En ce qui concerne les problèmes d'insécurité, elle invoque l'article 1725 du code civil qui interdit toute action en garantie pour des voies de fait commises par des tiers. Elle ajoute que cette action est d'autant moins justifiée que le preneur a renoncé, aux termes du bail, à « toute action en responsabilité contre le bailleur en cas de vol ou tout acte délictueux commis dans les lieux loués ou les parties communes, le bailleur n'assurant lui-même aucune obligation de surveillance ». Elle se prévaut d'arrêts jugeant une telle clause opposable au preneur.

Elle soutient, en outre, que la société ne démontre pas en quoi ces problèmes d'insécurité entraînent une impossibilité absolue d'exploiter les locaux et considère, citant des arrêts, qu'à défaut de rapporter cette preuve, la société ne peut solliciter la résiliation du bail.

Elle ajoute qu'elle a elle-même fait appel à une société de surveillance ce qui exclut toute faute de sa part et que l'intimée s'est plainte auprès de la mairie en lui demandant de mettre en place un dispositif de sécurité efficace.

En ce qui concerne l'entretien des lieux loués, elle soutient que le constat d'huissier dressé le 9 janvier 2014 à la demande de la société Hair Flore ne recense pas de désordres significatifs et suffisants pour entraîner la résiliation du bail.

Elle fait valoir qu'il ne précise pas l'origine des infiltrations d'eau et qu'un dégât des eaux n'est pas suffisant pour justifier une résiliation du bail.

Elle affirme que les photographies produites ne permettent ni d'évaluer l'importance des désordres ni de mesurer leur impact sur le commerce.

Elle déclare que, s'agissant des parties communes, il indique seulement que certaines cellules sont fermées et ne démontre pas que les lieux sont insalubres ou abandonnés.
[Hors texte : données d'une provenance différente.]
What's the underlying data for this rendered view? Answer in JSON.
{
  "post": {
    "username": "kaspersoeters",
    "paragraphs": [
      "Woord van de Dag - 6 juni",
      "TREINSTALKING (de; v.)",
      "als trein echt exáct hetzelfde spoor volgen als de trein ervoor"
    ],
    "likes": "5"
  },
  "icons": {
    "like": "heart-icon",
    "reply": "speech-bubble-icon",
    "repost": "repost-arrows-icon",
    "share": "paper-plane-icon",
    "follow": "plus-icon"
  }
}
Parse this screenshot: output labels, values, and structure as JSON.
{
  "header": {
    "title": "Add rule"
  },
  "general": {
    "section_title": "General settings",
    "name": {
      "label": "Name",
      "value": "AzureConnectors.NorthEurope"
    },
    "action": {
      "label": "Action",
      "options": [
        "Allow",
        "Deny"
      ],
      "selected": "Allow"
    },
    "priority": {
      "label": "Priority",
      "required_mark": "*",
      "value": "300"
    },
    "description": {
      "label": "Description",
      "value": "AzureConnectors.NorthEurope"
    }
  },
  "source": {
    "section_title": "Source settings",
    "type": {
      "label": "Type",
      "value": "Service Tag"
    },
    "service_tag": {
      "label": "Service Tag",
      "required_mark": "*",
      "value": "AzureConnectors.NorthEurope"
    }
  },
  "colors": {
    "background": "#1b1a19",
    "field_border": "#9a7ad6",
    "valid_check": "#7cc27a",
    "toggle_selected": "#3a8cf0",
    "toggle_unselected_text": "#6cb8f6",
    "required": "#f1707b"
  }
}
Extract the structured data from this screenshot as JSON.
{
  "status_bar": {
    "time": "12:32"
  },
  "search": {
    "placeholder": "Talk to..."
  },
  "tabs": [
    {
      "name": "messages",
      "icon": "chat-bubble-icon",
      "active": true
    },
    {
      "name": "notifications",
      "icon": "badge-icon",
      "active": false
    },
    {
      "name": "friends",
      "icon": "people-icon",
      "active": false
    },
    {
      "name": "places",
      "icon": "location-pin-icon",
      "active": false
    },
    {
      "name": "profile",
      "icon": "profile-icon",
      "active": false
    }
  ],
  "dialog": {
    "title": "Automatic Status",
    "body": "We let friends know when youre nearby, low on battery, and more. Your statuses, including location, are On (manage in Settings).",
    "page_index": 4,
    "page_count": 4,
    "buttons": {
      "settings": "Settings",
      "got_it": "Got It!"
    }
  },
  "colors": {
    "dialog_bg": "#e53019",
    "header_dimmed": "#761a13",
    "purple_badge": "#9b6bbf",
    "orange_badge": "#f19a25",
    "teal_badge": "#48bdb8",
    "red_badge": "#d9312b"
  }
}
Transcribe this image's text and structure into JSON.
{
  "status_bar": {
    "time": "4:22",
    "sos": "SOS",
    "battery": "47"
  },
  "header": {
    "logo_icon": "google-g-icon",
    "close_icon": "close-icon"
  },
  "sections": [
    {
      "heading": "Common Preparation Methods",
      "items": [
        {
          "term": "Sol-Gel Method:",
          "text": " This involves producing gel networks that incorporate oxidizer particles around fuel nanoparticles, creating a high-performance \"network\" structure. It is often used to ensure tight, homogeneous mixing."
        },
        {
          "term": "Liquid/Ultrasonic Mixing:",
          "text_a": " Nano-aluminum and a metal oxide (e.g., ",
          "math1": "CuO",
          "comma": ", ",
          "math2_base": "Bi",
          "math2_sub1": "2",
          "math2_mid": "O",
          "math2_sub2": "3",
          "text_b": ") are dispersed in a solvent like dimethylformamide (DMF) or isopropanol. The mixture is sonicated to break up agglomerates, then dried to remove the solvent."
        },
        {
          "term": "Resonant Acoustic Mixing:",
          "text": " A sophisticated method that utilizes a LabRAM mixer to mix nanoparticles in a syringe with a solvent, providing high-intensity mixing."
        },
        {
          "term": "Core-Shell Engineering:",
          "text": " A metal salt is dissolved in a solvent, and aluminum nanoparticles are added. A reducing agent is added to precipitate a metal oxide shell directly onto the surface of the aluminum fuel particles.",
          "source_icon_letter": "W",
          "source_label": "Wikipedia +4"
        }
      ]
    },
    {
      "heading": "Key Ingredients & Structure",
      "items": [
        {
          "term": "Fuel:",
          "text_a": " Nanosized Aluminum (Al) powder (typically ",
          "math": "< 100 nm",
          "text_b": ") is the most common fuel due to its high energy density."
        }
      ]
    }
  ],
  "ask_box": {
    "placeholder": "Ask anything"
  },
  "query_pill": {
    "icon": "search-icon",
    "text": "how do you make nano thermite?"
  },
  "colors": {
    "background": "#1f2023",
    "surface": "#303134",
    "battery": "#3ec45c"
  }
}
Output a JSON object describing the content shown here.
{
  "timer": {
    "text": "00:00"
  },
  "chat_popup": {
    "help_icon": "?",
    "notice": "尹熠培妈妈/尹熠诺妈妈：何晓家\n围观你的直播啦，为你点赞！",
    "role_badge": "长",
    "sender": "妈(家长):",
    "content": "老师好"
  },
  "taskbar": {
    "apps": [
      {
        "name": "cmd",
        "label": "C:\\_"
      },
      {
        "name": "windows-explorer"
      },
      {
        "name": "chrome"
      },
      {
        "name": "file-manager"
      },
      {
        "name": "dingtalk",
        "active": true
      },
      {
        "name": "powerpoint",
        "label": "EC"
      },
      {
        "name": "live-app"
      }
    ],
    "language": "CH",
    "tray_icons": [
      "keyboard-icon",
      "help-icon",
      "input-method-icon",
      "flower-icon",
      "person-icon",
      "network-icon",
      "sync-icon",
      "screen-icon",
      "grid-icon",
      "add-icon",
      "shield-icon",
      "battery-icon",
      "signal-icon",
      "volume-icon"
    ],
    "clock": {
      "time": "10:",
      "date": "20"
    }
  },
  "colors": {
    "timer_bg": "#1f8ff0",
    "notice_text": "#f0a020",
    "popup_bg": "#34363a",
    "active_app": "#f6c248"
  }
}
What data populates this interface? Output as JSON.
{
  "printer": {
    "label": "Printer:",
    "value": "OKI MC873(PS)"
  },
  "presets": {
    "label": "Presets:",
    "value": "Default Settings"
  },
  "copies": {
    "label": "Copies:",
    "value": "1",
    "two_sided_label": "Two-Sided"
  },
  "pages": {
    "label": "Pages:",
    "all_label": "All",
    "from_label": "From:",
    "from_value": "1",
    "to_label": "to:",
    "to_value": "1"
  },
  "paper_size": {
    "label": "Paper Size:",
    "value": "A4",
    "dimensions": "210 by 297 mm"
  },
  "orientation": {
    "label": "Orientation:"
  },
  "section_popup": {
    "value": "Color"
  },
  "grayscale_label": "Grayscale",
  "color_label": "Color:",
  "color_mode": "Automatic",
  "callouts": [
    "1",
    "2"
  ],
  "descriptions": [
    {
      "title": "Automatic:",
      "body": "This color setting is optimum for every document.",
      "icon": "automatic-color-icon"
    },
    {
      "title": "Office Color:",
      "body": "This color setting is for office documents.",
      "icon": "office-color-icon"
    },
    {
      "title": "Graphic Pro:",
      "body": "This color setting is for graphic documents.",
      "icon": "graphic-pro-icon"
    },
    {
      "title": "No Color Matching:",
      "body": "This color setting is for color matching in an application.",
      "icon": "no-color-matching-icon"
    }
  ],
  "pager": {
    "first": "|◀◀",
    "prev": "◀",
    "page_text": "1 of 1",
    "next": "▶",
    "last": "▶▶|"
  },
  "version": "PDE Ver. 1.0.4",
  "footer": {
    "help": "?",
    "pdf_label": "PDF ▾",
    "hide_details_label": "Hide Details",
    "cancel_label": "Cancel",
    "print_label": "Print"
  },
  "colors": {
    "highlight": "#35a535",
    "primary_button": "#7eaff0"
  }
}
Elle estime non transposable l'arrêt invoqué, la galerie ayant alors été transférée sur un autre site et les lieux laissés à l'abandon.

Elle affirme démontrer, par des photographies, que la galerie est bien achalandée et les parties communes entretenues. Elle déclare avoir, durant la période écoulée, dépensé plus de 440.000 euros pour la rénovation du centre et précise que la société Just' Optic a renoncé à demander la résiliation du bail.

En ce qui concerne la commercialisation, elle soutient, citant un arrêt, qu'elle n'est tenue à une obligation de commercialisation que si celle-ci est prévue au bail. Elle déclare que tel n'est pas le cas. Elle ajoute que, de 2007 à 2014, le taux d'occupation des cellules n'a jamais été inférieur à 84,62%.

Elle en conclut que les griefs invoqués ne sont pas suffisants pour justifier la résiliation du bail à ses torts.

Elle fait valoir qu'aucune indemnité d'éviction ne peut être due en l'absence de congé et qu'une indemnité de résiliation équivalente à la valeur du fonds ne peut être justifiée compte tenu du caractère non fondé de la demande de résiliation.

Elle conteste tout préjudice et tout lien de causalité avec les faits qui lui sont reprochés. Elle rappelle que le fonds n'a pas disparu et affirme qu'il n'est pas justifié que la baisse du chiffre d'affaires est due à sa carence.

Elle relève que sa gérante voulait céder son fonds en 2007 et faire valoir ses droits à la retraite et lui reproche de n'avoir pas fait les travaux nécessaires pour rendre son salon attractif.

Elle affirme que, durant cette période, les autres locataires n'ont pas enregistré de baisse significative de leur chiffre d'affaires, celui de la société Just'Optic évoluant ainsi de 459.025 euros en 2010 à 514.216 euros en 2011 et 489 .881 euros en 2012 et la valeur de son fonds étant multipliée par 10 de 2007 à 2014. Elle précise que le chiffre d'affaires du magasin Carrefour Market, « locomotive » du centre, est demeuré stable, étant de 8.380.322 en 2011 et de 8.376.683 euros en 2013 soit proche de son chiffre de 2008, 8.795.180 euros.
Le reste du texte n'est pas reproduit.